A quel niveau se trouve l’enquête ouverte sur les événements de 2002 en Côte d’Ivoire ?
Comme Mme le procureur et son bureau l’ont indiqué à plusieurs reprises, nos enquêtes en Côte d’Ivoire se poursuivent. Le Bureau du procureur concentre, en ce moment, ses ressources sur les événements les plus récents de la crise ivoirienne.
Qu’avez-vous à dire aux victimes qui s’impatientent depuis sept ans ?
Tout en réitérant la détermination de Madame le procureur à faire tout en son pouvoir pour mener son enquête de la manière la plus objective et la plus efficace possible, nous comprenons néanmoins le sentiment d’impatience des victimes. Encore une fois, l’enquête dépend de facteurs qui lui sont propres et qui influent sur le temps mis pour collecter les éléments de preuve. Ainsi que Mme le procureur l’a rappelé à plusieurs occasions, son enquête suit son cours et au moment opportun, le Bureau du procureur ne manquera pas de communiquer toute information qu’il jugera utile et opportun de rendre public.
Le président Ouattara a clairement dit qu’il n’enverrait plus aucun Ivoirien à la Cpi. Que dit la Cpi et qu’en est-il du cas de Simone Gbagbo ?
Nous ne pouvons pas spéculer sur une possible future non-coopération d’un Etat. La Côte d’Ivoire a d’une façon constante coopéré avec la Cpi, y compris pour la remise de M. Laurent Gbagbo et de M. Charles Blé Goudé à la Cour, pour les activités d’enquêtes et autres demandes. De façon générale, si un Etat partie au Statut de Rome refuse de coopérer avec la Cpi en violation de décisions des juges de la Cour, il revient aux juges de le constater et d’en référer le cas échéant à l’Assemblée des 123 Etats parties pour prendre toute mesure qui serait jugée nécessaire pour garantir la coopération. Concernant Mme Gbagbo, le mandat d’arrêt délivré par les juges de la Cpi en février 2012 à son encontre est encore en cours, d’autant que les juges de la Cpi ont confirmé la recevabilité de cette affaire devant la Cour. Cela signifie que la Côte d’Ivoire demeure dans l’obligation de remettre Mme Simone Gbagbo à la Cour. Mme Gbagbo est suspectée de quatre chefs de crimes contre l’humanité prétendument commis entre le 16 décembre 2010 et le 12 avril 2011 dans le contexte des violences post électorales en Côte d’Ivoire. Si les autorités souhaitaient soulever à nouveau la question de la recevabilité de cette affaire devant la Cpi du fait de l’existence d’un procès au niveau national, il faudrait d’abord demander l’autorisation des juges de la Cpi pour présenter à nouveau une telle demande.
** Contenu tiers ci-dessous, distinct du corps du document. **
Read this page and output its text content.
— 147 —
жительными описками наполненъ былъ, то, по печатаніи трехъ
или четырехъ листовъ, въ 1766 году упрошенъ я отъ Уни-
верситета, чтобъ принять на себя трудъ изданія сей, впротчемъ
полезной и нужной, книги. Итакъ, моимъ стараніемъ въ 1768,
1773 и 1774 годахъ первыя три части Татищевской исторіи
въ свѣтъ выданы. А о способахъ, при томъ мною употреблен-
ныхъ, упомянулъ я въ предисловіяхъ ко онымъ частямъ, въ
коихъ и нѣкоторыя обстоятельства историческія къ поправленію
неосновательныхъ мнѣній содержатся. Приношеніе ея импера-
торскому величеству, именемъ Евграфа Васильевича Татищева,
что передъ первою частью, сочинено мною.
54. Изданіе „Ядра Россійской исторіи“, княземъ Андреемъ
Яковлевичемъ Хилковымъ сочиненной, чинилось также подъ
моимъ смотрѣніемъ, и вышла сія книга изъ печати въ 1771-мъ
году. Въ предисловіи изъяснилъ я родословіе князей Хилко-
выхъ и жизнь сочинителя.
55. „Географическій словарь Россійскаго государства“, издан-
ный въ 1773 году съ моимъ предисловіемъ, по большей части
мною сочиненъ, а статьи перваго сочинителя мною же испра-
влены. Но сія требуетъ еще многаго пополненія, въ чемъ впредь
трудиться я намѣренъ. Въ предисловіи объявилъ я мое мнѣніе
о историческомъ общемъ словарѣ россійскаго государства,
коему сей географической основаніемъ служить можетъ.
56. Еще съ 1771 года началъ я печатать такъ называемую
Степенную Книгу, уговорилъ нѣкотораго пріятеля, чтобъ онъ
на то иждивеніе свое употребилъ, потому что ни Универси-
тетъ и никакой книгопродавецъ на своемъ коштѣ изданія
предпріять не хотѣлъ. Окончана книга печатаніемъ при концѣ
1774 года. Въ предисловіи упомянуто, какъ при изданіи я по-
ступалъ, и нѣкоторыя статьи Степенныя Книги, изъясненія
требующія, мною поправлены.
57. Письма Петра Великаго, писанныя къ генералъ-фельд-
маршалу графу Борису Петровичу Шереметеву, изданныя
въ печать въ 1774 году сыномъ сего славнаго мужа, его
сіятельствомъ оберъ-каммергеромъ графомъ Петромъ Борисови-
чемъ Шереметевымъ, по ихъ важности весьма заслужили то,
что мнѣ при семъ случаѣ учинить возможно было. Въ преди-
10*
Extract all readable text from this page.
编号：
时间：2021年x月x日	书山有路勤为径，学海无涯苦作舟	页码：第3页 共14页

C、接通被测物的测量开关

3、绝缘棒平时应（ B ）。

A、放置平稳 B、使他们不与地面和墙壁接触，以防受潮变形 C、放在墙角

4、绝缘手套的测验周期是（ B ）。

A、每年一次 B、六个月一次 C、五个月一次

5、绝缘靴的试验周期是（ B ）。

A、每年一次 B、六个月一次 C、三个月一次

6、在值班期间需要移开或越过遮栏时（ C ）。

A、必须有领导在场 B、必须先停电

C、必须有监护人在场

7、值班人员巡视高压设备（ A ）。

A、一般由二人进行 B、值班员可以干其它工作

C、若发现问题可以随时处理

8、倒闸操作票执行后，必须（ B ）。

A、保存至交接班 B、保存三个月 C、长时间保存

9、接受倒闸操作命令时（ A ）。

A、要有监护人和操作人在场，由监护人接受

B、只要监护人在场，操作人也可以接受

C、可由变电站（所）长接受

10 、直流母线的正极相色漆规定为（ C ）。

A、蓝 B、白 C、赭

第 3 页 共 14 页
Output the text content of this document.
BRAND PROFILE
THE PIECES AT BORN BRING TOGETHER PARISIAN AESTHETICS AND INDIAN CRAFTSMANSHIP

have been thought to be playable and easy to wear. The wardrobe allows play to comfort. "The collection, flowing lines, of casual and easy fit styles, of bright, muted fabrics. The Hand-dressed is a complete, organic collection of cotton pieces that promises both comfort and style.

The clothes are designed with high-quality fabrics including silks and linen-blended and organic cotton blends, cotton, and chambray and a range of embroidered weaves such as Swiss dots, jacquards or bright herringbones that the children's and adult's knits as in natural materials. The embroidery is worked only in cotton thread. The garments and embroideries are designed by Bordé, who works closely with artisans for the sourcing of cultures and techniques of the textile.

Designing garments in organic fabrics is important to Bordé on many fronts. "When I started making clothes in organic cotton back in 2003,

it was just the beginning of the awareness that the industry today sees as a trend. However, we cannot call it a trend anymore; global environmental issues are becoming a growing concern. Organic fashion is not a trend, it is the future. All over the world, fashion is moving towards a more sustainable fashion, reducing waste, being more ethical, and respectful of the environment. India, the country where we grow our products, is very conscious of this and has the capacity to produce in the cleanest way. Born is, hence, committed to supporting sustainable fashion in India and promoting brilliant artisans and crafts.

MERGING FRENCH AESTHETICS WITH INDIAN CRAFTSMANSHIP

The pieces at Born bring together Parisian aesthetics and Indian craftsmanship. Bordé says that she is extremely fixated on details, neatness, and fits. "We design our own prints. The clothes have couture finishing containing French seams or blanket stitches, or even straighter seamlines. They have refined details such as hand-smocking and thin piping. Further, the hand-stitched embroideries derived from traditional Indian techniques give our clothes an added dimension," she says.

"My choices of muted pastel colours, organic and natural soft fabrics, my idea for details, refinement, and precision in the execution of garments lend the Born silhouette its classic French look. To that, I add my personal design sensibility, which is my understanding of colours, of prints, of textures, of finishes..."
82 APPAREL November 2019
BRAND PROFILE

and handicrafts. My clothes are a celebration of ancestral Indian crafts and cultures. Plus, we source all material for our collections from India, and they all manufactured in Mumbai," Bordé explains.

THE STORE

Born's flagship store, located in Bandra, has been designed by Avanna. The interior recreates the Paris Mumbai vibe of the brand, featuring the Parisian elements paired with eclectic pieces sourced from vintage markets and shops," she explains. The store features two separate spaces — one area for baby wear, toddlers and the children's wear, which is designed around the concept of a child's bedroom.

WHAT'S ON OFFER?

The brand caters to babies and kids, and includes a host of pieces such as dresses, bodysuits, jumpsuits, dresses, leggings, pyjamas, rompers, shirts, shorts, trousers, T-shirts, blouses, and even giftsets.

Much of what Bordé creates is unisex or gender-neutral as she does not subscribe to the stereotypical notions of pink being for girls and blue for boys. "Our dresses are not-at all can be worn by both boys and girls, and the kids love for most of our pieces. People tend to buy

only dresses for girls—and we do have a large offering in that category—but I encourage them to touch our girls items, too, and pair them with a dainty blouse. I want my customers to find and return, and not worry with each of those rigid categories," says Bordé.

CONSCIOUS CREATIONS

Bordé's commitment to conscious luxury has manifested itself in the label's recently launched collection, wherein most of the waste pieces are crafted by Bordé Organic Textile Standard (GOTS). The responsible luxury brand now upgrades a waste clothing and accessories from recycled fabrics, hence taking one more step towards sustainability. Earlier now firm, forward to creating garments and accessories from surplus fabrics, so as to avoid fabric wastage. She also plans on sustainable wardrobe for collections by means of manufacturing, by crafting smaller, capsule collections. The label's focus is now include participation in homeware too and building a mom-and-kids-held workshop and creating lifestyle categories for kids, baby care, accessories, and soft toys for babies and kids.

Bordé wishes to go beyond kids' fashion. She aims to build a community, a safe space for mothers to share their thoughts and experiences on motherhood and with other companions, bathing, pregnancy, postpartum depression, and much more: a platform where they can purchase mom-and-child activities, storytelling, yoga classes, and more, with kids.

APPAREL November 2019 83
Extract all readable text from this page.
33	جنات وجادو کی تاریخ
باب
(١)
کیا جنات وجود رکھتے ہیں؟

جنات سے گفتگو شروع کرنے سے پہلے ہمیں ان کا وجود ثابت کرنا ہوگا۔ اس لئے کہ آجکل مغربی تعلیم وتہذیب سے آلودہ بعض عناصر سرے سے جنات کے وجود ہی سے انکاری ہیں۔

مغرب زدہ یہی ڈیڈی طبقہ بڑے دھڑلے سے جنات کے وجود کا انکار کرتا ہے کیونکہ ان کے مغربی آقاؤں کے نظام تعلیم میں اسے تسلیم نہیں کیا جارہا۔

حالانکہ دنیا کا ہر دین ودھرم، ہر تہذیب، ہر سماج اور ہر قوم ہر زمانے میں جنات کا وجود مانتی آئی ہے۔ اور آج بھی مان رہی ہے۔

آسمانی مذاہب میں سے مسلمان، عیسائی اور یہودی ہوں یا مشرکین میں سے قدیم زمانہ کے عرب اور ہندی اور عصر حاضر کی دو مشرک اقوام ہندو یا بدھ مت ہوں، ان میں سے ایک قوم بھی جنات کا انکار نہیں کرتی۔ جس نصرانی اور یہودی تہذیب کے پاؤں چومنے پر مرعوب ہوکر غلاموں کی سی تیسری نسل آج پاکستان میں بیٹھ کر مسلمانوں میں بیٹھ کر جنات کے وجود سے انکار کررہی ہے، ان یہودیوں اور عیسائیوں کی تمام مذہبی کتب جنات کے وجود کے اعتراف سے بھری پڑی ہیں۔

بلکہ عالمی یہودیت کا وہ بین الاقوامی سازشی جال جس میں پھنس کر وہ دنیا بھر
Quelle est aujourd’hui la situation des personnes du camp Ouattara sur lesquelles pèsent des soupçons ?
Les enquêtes sont confidentielles à la Cpi. Cela est valable dans tous les systèmes juridiques du monde. Comme cela a été dit, l’enquête est en cours, le Bureau communiquera en temps opportun si cela devait se justifier. Il faut rappeler l’importance que le Bureau attache à la nécessité de mener des enquêtes approfondies et de baser toute décision sur des éléments objectifs et étant guidés exclusivement par des éléments de preuves pertinents et par le droit tel qu’il ressort du Statut de Rome de la Cpi, qui est le texte de référence pour le travail de la Cour.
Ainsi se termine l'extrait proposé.